Büyük projelere imza atan ve bitiren Türkiye'yi baştan başa yenileyen, başarılar sergileyen hükümetimizin 2-B problemi karşısında aciz kalması anlaşılır değildir. Ama aciz kalınmıştır. Bizler 60 seneden beri tapuları bulunan ve vergilerimizi ödeyen vatandaşlarız. Tapulu 2-B kapsamındaki yerlerimiz ve arsalarımız için 2-B yasasından yararlanarak iade başvuru formu doldurup Milli Emlak Müdürlüğüne kayıt yaptırdık. Üzerinden iki sene geçmesine rağmen henüz bir çözüm olmadı. Araştırdığımız Milli Emlak Müdürlüğünden ve Belediyenin Tapu Kadastro Müdürlüğü Tapu Dairesinden olumlu, müspet bir cevap alamıyoruz. Tapularımız ne zaman yenilenecek? Ne zaman çözüme kavuşacak? Bu sorulara kimseden cevap alamıyoruz. Arsalarımıza imar verilmiyor. Yapılaşmaya izin yok. İstimlak yok. Cevap yok.
Ayrıca Cemil Meriç Mahallesi 400 dönüm üzerine kurulmuş bir mahalle ve bu mahalle için 2-B konusunda hiçbir uygulama yok.
Hükümetimizin dünya çapındaki kudretine göre bu sorunu çözmek çok basit bir şey olmasına rağmen biz vatandaşların mağduriyetini görmemek, kulak tıkamak; biraz daha samimi konuşursak verilen sözlere uymamak bizleri gerçekten çok üzüyor. Bu derdimiz 3. ve 4. hükümet döneminde de çözülmedi. Bizler bütün umudumuzu bu arsalara bağlamış durumdayız.

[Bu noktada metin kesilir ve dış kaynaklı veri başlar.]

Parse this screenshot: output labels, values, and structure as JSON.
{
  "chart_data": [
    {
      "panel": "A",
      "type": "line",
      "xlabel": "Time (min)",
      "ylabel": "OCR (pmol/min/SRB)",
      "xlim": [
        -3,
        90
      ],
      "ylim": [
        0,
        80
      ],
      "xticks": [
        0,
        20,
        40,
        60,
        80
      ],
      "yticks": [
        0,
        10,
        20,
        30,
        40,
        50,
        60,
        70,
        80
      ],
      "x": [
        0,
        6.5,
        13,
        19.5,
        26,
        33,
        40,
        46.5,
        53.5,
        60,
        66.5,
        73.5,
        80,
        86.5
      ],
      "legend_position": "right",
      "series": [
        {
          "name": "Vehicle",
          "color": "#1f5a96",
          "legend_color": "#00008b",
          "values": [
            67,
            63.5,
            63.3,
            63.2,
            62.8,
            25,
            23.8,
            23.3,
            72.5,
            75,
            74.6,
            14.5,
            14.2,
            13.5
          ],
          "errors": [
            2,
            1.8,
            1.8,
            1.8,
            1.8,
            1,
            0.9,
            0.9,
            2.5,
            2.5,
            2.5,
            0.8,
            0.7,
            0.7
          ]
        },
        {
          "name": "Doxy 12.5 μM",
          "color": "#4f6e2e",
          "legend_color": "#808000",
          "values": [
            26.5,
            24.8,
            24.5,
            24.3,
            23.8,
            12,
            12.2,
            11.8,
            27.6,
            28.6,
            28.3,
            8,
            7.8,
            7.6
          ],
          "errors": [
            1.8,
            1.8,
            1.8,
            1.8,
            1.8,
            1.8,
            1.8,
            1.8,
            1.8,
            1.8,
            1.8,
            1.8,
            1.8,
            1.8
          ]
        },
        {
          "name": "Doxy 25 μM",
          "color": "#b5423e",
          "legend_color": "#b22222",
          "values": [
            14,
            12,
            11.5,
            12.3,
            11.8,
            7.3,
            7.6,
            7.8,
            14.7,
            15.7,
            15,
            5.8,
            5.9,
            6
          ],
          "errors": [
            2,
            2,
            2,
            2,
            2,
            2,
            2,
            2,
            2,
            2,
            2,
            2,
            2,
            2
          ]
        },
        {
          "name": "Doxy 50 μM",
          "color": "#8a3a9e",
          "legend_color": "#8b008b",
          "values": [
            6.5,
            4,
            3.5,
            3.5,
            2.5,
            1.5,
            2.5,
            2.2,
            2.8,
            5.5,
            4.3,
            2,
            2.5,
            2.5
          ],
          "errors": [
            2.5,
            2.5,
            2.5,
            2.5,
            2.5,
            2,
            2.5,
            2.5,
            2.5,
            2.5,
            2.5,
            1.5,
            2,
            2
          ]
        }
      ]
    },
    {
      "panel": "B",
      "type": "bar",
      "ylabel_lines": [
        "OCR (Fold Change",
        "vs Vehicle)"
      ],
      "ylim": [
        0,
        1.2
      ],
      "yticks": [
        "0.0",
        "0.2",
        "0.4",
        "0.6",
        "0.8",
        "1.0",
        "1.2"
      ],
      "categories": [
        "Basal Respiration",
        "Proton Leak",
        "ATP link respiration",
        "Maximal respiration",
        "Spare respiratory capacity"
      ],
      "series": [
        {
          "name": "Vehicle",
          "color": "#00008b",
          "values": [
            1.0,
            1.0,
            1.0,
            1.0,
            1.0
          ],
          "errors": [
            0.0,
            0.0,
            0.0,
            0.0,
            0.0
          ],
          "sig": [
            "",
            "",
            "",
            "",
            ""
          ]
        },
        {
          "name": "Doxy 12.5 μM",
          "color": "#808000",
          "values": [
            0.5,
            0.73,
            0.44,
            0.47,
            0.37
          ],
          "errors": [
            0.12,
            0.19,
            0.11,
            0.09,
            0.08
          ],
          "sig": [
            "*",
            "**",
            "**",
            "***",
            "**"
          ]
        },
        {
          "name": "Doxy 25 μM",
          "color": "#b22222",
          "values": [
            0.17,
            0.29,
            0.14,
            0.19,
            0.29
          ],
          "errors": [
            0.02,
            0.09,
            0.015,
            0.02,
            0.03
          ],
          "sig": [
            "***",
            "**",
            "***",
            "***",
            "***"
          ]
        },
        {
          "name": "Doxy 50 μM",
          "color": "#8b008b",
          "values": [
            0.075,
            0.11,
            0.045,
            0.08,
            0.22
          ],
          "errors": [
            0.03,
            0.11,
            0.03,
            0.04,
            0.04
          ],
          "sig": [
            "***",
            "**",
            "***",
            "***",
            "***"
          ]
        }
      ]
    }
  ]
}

Bu kangren olan meselemizi acilen çözmenizi rica ediyoruz. Vatandaş olarak hakkımızı istiyoruz. Çözüm birimi neresidir bilmek ve yetkililerle görüşmek istiyoruz.
(İki bin 2-B mağduru adına yüz imza toplayan okuyucumuz) Osman Öztürk-İstanbul
Vergi alırken bina, elektrik isteyince kaçak!
2004'ten sonra yapılan gecekondu veya kaçak yapılara elektrik, su, doğalgaz aboneliği verilmiyor. Ama aynı şekilde yapılan elektrik ve su aboneliği verilmeyen bu "kaçak" binalardan emlak vergisi, kira geliri vergisi alınıyor.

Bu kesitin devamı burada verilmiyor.